Non. Je vais pas vous dire oui ou non, je n'en sais rien, j'étais obligée alors je le faisais. Je n'avais pas le choix. Je ne crois pas. Je crois même que j'ai eu dit :


« Si je veux je vais en prendre un autre, mais pas un boulanger ». Je ne me suis pas mariée avec un boulanger. Je n'en ai pas eu l'occasion. A moins que... on les ait empêchés de se manifester. Je me suis mariée à 30 ans. C'est-à-dire qu'il y a eu la période de la Guerre. Mon futur mari était prisonnier à cette époque-là.

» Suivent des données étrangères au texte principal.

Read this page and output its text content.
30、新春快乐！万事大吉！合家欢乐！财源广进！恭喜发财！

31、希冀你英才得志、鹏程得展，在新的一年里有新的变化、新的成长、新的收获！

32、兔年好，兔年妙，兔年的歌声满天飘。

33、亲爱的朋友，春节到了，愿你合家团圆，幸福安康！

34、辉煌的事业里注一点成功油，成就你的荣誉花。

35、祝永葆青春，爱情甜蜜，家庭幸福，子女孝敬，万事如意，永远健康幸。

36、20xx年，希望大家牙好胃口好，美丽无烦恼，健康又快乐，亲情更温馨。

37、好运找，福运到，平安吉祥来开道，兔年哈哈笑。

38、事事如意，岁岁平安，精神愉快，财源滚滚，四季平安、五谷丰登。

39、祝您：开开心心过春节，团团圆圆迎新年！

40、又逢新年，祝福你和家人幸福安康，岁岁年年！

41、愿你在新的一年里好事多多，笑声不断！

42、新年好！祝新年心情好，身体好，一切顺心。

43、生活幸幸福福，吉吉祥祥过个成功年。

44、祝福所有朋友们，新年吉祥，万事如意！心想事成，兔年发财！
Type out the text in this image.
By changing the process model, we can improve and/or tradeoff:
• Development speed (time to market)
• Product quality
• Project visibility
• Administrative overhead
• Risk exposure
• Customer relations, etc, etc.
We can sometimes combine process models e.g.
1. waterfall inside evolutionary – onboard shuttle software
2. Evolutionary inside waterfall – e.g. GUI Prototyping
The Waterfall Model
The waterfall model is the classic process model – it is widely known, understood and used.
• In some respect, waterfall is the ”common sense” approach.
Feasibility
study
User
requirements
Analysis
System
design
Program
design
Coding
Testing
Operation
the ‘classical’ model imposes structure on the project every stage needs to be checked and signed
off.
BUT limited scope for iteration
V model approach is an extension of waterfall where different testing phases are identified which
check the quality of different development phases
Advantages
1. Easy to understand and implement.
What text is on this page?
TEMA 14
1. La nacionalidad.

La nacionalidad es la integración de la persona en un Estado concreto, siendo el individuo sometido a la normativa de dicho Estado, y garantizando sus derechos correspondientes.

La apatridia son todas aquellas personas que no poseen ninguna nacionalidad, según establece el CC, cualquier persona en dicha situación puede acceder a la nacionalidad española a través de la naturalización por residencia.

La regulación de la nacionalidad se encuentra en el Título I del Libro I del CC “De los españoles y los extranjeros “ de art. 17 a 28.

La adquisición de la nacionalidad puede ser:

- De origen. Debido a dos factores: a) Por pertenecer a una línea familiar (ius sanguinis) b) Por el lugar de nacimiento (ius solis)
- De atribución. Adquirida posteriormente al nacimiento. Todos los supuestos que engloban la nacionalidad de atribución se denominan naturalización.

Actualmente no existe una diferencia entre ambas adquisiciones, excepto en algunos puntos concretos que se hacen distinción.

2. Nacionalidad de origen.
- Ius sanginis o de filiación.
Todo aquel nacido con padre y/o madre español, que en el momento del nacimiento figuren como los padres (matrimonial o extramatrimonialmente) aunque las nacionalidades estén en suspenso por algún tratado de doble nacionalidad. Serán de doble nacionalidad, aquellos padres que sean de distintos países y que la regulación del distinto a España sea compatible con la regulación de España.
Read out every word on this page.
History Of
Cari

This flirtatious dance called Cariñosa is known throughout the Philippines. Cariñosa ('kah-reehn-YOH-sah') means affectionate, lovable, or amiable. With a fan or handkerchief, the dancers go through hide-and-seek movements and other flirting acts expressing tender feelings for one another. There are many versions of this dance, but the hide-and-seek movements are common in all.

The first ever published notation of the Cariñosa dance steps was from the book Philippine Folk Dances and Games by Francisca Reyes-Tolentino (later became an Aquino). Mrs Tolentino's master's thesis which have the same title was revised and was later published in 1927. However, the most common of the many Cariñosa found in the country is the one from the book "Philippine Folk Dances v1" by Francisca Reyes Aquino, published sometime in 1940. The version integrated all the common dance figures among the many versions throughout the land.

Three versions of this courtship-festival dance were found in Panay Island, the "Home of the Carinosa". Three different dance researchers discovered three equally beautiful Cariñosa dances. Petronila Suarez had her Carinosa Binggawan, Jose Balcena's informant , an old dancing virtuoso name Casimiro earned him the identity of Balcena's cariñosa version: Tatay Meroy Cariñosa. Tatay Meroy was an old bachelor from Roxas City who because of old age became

C'est pour ça que je n'ai pas pu trouver de mari : il fallait se marier avant... parce qu'il y en avait pas mal qui étaient en Allemagne ou en Autriche, mon mari était en Autriche, lui. C'était la Guerre. C'est comme ça.


Mon mari était grossiste en épicerie pour fournir tous les épiciers. Alors moi j'aidais à préparer et je faisais les bordereaux de livraison et après, la comptabilité des factures, ce qui était rendu, ce qui était payé, ce qui ne l'était pas...la comptabilité. Je préférais ce travail : je le faisais quand je voulais, j'étais seule pour le faire. Tandis qu'un client quand il arrive pour demander quelque chose il vient vous déranger. Certains aiment ça mais moi ça ne me charmait pas, absolument pas. Mais enfin j'ai rencontré un épicier alors...Pour moi c'était plus intéressant de faire les factures des clients, tenir la comptabilité tout ça. On le faisait quand on voulait. Si un client venait et demandait quelque chose on le lui donnait évidemment mais si vous voulez ils ne venaient pas systématiquement, on prenait les commandes chez eux et on chose. Mais enfin le soir je disais à mon mari « Si j'avais su, ben j'en aurais pris un autre hein ». Ca le faisait rire mais il ne posait pas de questions. Dans son genre il aimait taquiner, il aimait rire. On riait. On ne s'est jamais disputé.


Il est mort j'avais 60 ans, lui un peu plus... Alors là je suis revenue à Pau. On avait le métier à Navarrenx, la clientèle aux alentours que je connaissais. A Tardets par exemple...on se promenait dans les Pyrénées. Enfin moi je n'y allais pas, je leur faisais les factures. Ca faisait du mouvement....mon mari lui, il visitait. Et après, moi, j'étais à la maison pour préparer, avec les employés. Nous avions 2 commis. Je n’aurais pas pu préparer toute seule, dites, donner 50 ou 60 kg de sucre... Il fallait les soulever! On avait des ouvriers, des amis. D'ailleurs l'un avait été à l'école avec mon mari. On était dans le village...on se retrouve. Et alors sa femme est venue comme femme de ménage. C'était une amie autant qu'une employée...Ca fait une bonne ambiance. Et les enfants aimaient aller chez eux, je me rappelle...ils mangeaient très bien chez eux. On avait la même chose chez nous, mais non...c'était meilleur chez Mayta...elle s'appelait Marie et ils l'avaient baptisée Mayta. Eh oui le temps a passé comme ça. On s'est suivi. Après, quand mon mari est mort je suis revenue à Pau évidemment mais on se revoyait. J'étais de Pau, je suis revenue chez moi. J'y suis née, mon père y est né, mes tantes y sont nées. J'avais toute la famille qui était là. Ma mère non, ma mère était de la campagne de Ousse, c'est à 8km d'ici. J'y suis même allée à pied. C'est très agréable.